|The Insectarium is housed in the Old Customs House
on Canal Street in New Orleans
On the first floor of the Custom House on Canal Street in New Orleans, the Audubon Institute opened the city’s first insectarium. For twelve years the insectarium has been in the works behind the scenes and finally opened its doors to the public last week. I went with my cousin Ian on Tuesday to visit the array of ants, patent leather beetles, butterflies, and katydids.
|Ants go marching . . .
I was impressed by the ant farm. Along a wall in the museum’s main hallway has been constructed a sizable ant farm that spans about ten or more feet (I’m just guessing here). I was ready to spot the queen ant in her chambers but I could not find her but one of the museum volunteers told me that she is known to appear every once in a while but is usually surrounded by her ardent followers. Apparently, she is moved from chamber to chamber every once in a while and the lucky visitor who happens to be present can witness the event, but alas we were not fortunate enough to witness the royal entourage.
On the day we visited the insectarium, the black widow spider seemed to be missing. Ian and I looked for her but we could not find her, only an empty web. Hopefully, she did not escape! We informed the entomologist standing nearby and he said they were aware of the fact and were hoping she was hiding and not escaping.
Of course, the insectarium boasts the usual array of bugs: spiders, cockroaches, beetles galore, including the impressive diving beetle. One of the nice things about the insectarium is that it provides a place to view all of these bugs without fighting the urge to stomp on one of them. Probably, if I ever see a black widow spider coming my way, I am not going to point at it red belly and say, “look at that hour-glass shape, how fascinating!” I am going to either run away or defend myself. At the insectarium, however, the need for man to defend himself in his natural environment goes away, and I can safely admire the termites and cockroaches, without wondering if I should call Terminix (who happens to be a major sponsor for the insectarium).

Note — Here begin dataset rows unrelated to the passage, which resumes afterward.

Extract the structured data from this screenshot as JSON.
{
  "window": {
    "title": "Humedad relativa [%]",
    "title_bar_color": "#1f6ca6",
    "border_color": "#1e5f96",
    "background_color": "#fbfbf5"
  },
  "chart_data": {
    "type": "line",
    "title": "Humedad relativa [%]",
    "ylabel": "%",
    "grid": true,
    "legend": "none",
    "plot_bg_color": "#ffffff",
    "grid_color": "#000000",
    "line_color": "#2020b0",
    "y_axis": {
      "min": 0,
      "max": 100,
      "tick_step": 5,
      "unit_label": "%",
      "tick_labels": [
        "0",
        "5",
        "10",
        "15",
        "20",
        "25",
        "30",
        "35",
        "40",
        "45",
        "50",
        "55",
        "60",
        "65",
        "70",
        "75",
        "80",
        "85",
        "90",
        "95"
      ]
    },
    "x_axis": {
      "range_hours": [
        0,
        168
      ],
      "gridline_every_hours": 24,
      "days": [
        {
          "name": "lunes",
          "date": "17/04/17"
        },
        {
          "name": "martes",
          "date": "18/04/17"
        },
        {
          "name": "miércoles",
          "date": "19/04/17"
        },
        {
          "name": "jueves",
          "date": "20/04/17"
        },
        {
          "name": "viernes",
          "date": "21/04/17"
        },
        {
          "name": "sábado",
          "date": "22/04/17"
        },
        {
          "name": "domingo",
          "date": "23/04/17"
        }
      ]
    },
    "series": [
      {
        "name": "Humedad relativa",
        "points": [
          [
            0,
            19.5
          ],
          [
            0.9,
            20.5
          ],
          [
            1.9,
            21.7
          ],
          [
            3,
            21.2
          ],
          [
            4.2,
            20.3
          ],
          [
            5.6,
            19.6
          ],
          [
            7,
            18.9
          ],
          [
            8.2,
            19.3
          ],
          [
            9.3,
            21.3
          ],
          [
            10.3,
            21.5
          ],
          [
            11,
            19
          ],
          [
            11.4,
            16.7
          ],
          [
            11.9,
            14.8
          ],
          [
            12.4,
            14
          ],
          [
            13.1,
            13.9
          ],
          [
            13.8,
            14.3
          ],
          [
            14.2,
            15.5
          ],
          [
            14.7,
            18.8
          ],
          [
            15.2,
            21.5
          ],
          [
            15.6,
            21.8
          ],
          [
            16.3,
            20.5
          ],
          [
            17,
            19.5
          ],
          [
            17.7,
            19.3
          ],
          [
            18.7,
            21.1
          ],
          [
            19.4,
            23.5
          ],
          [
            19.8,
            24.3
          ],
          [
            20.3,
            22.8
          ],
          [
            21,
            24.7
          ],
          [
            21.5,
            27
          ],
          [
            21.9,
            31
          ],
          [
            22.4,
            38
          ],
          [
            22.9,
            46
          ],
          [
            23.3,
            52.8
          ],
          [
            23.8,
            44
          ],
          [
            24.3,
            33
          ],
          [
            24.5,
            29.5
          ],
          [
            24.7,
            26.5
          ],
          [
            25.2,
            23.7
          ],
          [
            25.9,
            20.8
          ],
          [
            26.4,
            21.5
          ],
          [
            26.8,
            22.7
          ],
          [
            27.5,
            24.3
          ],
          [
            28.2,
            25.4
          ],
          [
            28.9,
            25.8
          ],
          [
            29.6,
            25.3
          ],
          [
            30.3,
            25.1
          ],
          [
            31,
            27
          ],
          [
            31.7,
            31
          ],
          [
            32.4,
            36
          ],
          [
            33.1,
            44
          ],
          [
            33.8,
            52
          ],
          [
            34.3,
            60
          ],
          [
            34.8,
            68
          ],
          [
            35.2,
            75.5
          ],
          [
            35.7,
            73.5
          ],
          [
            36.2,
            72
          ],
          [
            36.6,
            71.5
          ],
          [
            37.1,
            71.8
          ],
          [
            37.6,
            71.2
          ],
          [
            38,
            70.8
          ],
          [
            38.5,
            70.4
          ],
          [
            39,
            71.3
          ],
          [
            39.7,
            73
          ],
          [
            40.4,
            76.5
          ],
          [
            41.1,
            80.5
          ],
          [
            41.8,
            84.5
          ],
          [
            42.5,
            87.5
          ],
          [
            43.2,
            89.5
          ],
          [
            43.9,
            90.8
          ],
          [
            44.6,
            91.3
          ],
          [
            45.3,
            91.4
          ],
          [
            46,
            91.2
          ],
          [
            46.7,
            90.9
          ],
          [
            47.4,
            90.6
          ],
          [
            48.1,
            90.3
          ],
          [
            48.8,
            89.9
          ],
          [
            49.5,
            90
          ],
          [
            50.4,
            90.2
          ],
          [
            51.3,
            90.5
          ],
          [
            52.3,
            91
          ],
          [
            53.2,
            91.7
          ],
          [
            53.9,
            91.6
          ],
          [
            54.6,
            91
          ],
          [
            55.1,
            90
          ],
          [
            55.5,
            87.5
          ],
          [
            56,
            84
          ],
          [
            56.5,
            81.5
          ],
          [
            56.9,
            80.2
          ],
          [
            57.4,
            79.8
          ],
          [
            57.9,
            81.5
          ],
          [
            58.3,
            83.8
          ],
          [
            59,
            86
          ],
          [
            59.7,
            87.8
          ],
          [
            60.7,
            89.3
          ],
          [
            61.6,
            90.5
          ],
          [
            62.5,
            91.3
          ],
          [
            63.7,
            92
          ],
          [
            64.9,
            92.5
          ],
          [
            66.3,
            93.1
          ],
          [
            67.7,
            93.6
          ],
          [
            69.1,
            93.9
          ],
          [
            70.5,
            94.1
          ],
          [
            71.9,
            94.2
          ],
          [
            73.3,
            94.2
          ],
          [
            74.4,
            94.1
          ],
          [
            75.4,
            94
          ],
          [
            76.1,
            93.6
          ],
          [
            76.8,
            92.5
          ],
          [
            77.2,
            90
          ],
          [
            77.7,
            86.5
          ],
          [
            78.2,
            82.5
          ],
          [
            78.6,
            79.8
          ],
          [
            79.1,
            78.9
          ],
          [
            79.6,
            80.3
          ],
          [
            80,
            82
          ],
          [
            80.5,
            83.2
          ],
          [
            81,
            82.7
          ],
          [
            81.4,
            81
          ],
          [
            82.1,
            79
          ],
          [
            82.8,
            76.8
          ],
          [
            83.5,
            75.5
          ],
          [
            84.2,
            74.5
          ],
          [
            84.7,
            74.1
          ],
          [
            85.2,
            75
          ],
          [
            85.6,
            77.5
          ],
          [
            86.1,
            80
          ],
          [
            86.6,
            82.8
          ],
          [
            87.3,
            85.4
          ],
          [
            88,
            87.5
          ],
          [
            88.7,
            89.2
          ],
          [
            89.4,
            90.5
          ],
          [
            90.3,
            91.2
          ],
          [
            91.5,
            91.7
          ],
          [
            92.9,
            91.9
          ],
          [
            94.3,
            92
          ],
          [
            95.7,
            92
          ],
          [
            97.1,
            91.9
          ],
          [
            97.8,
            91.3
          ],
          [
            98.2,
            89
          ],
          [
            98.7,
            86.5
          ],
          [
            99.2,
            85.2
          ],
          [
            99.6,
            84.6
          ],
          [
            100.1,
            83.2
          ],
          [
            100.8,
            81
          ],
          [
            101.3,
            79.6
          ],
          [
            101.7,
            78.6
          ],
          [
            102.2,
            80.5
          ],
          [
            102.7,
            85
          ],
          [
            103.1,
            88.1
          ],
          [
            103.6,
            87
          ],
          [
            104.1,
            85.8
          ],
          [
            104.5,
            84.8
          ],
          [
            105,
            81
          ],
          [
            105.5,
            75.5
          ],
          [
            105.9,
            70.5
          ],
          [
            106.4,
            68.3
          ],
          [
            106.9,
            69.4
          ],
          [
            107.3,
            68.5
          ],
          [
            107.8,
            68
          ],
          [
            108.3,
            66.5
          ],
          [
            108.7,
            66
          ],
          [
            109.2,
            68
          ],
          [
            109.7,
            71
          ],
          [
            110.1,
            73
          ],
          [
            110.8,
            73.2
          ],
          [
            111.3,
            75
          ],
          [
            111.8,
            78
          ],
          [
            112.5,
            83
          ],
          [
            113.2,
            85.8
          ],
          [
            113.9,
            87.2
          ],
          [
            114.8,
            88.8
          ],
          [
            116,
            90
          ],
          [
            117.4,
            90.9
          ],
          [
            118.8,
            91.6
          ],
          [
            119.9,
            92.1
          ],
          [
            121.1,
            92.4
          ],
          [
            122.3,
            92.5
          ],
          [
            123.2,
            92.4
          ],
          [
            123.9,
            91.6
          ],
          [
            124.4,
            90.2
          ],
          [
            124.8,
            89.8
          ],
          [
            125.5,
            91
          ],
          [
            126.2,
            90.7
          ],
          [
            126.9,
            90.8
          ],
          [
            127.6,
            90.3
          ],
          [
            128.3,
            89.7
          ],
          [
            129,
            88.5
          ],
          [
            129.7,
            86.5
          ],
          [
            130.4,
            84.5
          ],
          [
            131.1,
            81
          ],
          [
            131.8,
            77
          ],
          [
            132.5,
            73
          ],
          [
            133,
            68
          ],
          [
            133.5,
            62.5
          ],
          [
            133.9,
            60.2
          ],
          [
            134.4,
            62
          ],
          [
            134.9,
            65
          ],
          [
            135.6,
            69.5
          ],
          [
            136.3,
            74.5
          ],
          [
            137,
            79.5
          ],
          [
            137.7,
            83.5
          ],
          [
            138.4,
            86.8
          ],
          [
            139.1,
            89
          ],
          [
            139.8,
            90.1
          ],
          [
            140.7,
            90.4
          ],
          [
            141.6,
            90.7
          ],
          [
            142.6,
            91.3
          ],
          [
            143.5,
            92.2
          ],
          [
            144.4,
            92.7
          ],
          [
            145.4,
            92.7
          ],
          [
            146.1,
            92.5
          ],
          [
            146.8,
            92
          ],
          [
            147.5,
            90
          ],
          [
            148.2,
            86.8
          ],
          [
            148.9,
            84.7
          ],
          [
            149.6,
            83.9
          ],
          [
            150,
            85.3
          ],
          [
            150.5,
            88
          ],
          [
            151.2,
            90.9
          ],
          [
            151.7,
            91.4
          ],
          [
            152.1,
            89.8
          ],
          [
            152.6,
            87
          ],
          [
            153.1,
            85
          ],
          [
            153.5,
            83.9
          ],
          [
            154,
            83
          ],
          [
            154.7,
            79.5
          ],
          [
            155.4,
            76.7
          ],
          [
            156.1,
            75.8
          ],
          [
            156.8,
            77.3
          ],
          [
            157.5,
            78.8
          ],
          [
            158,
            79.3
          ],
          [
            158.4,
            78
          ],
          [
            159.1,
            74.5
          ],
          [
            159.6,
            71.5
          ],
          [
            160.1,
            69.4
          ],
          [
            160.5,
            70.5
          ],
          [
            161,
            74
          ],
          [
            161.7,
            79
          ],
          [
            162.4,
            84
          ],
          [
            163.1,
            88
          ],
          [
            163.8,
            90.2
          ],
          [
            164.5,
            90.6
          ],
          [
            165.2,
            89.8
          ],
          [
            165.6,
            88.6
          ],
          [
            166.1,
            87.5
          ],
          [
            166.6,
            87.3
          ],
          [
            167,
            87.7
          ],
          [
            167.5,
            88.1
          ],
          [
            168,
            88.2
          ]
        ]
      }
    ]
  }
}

|Kids gawk at the Insectarium
I could have done without Joan Riversfly done up like a bug and yakking about insects on a big screen TV. And I did think some of the exhibits were lackluster, especially the underground gallery which was supposed to make you feel like you were bug-sized. Either I didn’t get it or my imagination has run dry. Also, the honey bee exhibit should be at the same size as the ant farm: huge. But, hey, it was still cool watching a few bees gather their nectar and return to a very small hive.
The most impressive gallery was the butterfly gallery. The first part is the metamorphosis gallery. Here, you can see all the stages in their natural glory. It was really fascinating to look at the butterflies lined up in their various stages of metamorphosis. It still boggles my mind that a caterpillar can change from a lumpy piece of fat into a diaphanous spectacle in a matter of days. Wow.
|A museum interpreter answers questions.
I think of metamorphosis as a different form of birth, I guess. The human baby comes out of the womb wet and hairless and over time grows up and after a while looks quite different from the infant he or she once was. But with a caterpillar, it is quite a different story. They basically turn from one species to another. But, I guess it would be like if a human baby was born looking like a fetus. When it was born it would pretty much act like a caterpillar: slow-moving and eating a lot. In the human’s case that would mean a plentitude of milk and baby food as it fattened up and then curled up into a leathery cocoon for a few weeks only to emerge a post-pubescent, adult-ready human. Mothman, anyone? I am kind of glad, though that puberty is not as bad as metamorphosis would probably be. Can you imagine how embarrassing it would be if you entered the pupa stage like in the middle of gym class? Gross …
After the metamorphosis gallery, we were gladly marshaled into the butterfly gallery where you can watch the insects flutter about in an oriental style garden complete with music and coy fish swimming in an ornate pond. It was a nice way to end the visit to the museum.
I highly recommend this museum. It is fun and freaky. I think any age group would find it interesting and enjoyable. The price is about 15 dollars for adults and I forget how much it is for children under the age of twelve, but hey, I was not looking. You can get an insectarium + zoo + aquarium package but I would not rush your insect trip. Take your time and enjoy the bugs!